Hacker News new | ask | show | jobs
by noobker 1393 days ago
> The funny thing though is that, in most urban settings, this is completely untrue. Cyclists actually speed things up by creating less traffic.

Citation please.

> Every cyclist on the road means less cars on the road.

While that part is certainly more true than not, the implications of fewer cars but several bottlenecks added to the traffic system is far from certain and likely relies on so many other factors than just the number of bikes on the road.

2 comments

This kind of information is easy to google and also easy to prove to yourself by just making an honest attempt to get places by bicycle. But here is one example of a study:

https://www.fastcompany.com/1707222/bike-computer-study-prov...

I am not a traffic engineer but I think if you know a few simple numbers like average travel distance, average car size, bike size, etc. you can see how it will be difficult to design any system where cars will beat bicycles. The only conceivable way for this to work is to space everything 20 miles apart with 8 lane highways connecting them and even then you still have last mile problems in such a system that necessarily slows things down. Even the freeways themselves can be bumper to bumper at rush hour, just look at the Katy Freeway in Houston.

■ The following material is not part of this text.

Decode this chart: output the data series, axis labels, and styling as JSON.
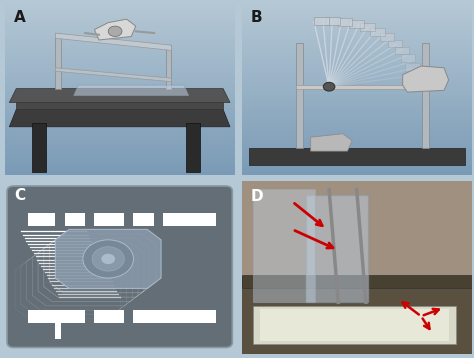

Basically, there are already bottlenecks in car traffic systems and there is no way to avoid them because of induced demand. Adding cycling infrastructure will not hurt drivers but would help get more people on bikes.

Not a citation but most intersections are literal chokepoints for traffic. The throughput of those decide the speed of traffic. You can lookup "Cities in Motion fix traffic" on Youtube if ypu want proof. So when you except that throughput is speed, you understand why every car comercial is shot at 3am traffic.